Inspiration does not only work from the “this gives me an idea” angle. Sometimes it’s “they did it [THIS] way. Let’s do thing differently.” And work from that design decision. In many ways, we looked a number of products with that optic in mind. Let’s not offer the same thing that is out there.
Louis and I both play other games. We looked at settings for miniatures games, thought about the background of certain monsters from the Warhammer 40k universe, drooled and glossed over the Warmachine books (Louis does not want me to show them my Warmachine books) talked about Munchkin a few times.
Our approach of those games was similar to that of RPGs. What is so interesting about them? Why do people like them? We were not out there to create a mini skirmish games, but some elements and some of the coolest monsters in those settings, we imported and re-skinned with a new spin. Be prepared to see some miniatures from Privateer Press and/or Games Workshop at some of our events in the future… Okay, I already used some of my Warmachine stuff in “Encounter at Ramat Bridge” at PaizoCon and Fandemonium. Those guys make awesome minis… And I have them, so I’d better use them!
If you’ve been reading this blog for any length of time, my love affair with history is known to you. If not, well… now you know. History is a great teacher. Unfortunately most of us learned a series of meaningless dates and our eyes glazed over. But history is an awesome story book.

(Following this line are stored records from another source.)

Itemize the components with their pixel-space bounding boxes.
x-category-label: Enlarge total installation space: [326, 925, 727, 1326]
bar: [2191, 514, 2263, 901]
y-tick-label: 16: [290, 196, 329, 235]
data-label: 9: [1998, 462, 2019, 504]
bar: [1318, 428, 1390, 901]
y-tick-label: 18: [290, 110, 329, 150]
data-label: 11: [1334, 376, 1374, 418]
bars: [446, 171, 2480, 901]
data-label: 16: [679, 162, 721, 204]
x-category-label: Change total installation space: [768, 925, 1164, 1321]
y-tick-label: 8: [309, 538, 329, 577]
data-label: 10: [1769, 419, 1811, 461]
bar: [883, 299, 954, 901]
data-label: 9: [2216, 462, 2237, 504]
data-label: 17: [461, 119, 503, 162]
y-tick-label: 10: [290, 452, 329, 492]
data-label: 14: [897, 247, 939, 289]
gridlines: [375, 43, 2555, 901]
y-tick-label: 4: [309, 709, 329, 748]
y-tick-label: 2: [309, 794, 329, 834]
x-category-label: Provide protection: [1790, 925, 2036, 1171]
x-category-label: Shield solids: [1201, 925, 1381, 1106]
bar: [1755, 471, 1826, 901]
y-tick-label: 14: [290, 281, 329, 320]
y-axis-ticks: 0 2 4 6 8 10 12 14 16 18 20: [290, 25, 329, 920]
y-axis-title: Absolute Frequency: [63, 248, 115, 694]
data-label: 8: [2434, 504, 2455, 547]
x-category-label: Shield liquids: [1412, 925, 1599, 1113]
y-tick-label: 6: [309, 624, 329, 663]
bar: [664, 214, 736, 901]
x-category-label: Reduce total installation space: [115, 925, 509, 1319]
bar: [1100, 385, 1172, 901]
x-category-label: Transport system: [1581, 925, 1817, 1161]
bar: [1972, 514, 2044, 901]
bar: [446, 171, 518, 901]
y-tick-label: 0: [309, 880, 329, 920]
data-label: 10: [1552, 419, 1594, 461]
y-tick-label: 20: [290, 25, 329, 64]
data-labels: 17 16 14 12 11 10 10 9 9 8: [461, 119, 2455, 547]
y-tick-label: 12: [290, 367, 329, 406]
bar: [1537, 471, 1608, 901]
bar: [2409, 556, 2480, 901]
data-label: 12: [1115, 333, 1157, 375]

Like the world of comics, we used history as a way to create people’s role. For example, we can take a great military mind, like Julius Caesar and use him as a general. This general would be a shrewd politician and a careful planner. Another might be based on Alexander the Great: young, brash and extravagant. Another might take after the Cardinal de Richelieu, a shrewd politician who keeps his end goal in mind. The list goes on.
History has one great advantage: we know how it played out. How a given event can impact later events and events that originally seem completely unrelated. For example, how the Moroccan crisis in the early 20th century led to the First World War, which led to the rise of Hitler and the Second World War. There is a long list of events.
The history of NeoExodus is built around similar apparently unrelated events that eventually lead to something big. History of our world definitely served as a template for a number of moments in NeoExodus. Can you guess which ones?